Cavanaugh was a senior commander on investigations into the "Unabomber" case, the bombing by Eric Rudolph of the 1996 Atlanta Olympic Games, the 2002 Washington, D.C. sniper case and a rash of racially-motivated church fires in Alabama.

To cap it all, he led negotiations during the 1993 Waco siege at which around 80 people died. He talked by telephone with Branch Davidian leader David Koresh throughout the group’s gun battle with federal agents in an attempt to secure the release and rescue of wounded agents and children.

He is concerned that even if most militia members are law-abiding, web-fueled paranoia and wild theories can tip an individual or a splinter group towards criminality.

"They (militias) all sit around the campfires, rattling sabers and looking into the woods believing that somebody’s coming.
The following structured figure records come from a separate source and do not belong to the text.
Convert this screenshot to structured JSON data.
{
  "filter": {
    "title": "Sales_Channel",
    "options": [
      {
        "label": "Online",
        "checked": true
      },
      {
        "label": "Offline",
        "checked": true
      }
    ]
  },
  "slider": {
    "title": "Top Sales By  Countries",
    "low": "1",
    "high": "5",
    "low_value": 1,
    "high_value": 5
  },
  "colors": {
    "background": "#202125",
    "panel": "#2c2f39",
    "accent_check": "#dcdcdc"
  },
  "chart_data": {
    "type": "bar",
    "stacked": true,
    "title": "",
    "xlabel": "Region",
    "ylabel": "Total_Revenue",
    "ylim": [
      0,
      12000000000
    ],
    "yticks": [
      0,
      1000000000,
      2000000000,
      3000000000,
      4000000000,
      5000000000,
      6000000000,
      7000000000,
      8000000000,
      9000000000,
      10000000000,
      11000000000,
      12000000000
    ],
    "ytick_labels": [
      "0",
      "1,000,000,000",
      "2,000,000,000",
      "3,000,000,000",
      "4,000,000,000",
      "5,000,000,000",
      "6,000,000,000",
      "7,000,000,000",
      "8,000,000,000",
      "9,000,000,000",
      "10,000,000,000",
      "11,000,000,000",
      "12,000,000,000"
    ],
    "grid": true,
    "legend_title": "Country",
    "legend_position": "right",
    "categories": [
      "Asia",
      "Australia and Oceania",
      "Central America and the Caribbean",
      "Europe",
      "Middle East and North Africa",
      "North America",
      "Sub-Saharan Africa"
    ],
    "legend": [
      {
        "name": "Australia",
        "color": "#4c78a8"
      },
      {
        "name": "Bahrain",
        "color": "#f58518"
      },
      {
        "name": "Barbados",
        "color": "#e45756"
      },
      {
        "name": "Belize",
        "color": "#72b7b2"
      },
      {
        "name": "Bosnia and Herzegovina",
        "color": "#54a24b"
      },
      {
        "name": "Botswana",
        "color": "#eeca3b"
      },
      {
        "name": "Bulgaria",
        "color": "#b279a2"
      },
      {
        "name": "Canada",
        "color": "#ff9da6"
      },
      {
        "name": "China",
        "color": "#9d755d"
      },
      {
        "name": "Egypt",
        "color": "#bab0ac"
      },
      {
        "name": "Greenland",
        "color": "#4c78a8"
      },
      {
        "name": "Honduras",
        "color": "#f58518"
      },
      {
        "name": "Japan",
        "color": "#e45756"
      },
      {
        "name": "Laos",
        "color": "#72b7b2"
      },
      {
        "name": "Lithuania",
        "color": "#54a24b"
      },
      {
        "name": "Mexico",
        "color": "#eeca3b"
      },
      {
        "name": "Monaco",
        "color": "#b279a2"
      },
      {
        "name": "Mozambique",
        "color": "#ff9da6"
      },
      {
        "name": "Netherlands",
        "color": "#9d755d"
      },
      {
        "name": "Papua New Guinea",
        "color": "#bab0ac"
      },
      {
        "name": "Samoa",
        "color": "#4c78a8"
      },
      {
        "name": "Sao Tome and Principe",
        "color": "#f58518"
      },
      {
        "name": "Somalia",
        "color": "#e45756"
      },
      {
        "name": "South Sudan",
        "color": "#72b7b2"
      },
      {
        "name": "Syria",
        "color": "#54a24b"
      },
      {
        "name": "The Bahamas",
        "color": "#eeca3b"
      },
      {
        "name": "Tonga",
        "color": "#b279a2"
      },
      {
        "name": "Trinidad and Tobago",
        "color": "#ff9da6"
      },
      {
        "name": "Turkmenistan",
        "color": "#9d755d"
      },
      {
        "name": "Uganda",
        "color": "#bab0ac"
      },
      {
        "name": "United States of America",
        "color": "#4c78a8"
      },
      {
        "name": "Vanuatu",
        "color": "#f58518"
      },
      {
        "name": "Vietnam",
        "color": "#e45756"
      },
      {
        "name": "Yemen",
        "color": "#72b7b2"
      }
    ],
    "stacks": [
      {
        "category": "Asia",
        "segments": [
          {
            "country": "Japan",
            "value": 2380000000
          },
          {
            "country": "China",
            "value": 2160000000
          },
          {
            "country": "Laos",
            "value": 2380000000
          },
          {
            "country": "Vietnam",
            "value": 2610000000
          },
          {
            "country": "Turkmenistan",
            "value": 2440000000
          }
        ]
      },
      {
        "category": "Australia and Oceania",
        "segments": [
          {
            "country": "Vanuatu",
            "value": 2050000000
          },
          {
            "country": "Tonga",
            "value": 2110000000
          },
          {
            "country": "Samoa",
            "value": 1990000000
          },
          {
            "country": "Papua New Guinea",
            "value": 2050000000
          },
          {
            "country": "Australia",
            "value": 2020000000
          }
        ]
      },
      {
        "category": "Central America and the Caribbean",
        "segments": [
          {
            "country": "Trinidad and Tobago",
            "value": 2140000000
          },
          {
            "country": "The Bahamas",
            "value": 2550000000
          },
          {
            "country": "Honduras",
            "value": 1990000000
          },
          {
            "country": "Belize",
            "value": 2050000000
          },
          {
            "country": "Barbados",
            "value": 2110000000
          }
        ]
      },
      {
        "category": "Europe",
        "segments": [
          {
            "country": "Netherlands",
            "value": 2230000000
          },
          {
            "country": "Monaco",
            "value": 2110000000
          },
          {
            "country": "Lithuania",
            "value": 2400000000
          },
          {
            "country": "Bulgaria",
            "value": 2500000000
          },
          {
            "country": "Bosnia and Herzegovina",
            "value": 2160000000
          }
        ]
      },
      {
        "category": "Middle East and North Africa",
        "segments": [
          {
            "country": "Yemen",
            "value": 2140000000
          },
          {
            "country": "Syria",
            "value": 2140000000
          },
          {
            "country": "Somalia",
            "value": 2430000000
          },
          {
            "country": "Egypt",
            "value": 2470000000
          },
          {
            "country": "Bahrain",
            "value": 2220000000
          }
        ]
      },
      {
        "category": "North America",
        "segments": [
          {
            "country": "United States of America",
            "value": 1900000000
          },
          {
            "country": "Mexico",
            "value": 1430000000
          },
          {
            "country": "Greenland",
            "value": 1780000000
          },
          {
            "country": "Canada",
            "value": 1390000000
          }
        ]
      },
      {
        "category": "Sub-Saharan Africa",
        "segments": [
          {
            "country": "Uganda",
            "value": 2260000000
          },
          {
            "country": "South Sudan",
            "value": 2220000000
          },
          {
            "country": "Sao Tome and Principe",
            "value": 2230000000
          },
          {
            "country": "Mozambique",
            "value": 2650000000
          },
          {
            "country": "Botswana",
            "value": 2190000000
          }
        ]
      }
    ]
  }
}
To make sure they come, they plan an attack," he said.

"The reason they are dangerous is they live on the edge of the abyss," he said. "Sure, there are groups who dress in camouflage, stockpile guns legally, talk incessantly about crackpot conspiracy theories, that don’t fall into the abyss.

"The problem is there is always … (someone) who attaches themselves, and if the group doesn’t go over the rails the individual does," he said.

While security authorities say the majority of militia groups operate within the law, law enforcement is watching. Quietly.

Lackomar says that on the eve of the 2008 presidential election, four SMVM leaders were simultaneously visited by the FBI agents, who wanted to know if the group had heard any chatter about possible violence if Obama was elected.

And the swiftness with which the Hutaree were infiltrated and brought down shows the Feds are not asleep at the wheel.

That is in part because digital tools work both ways, allowing authorities to infiltrate the groups more easily.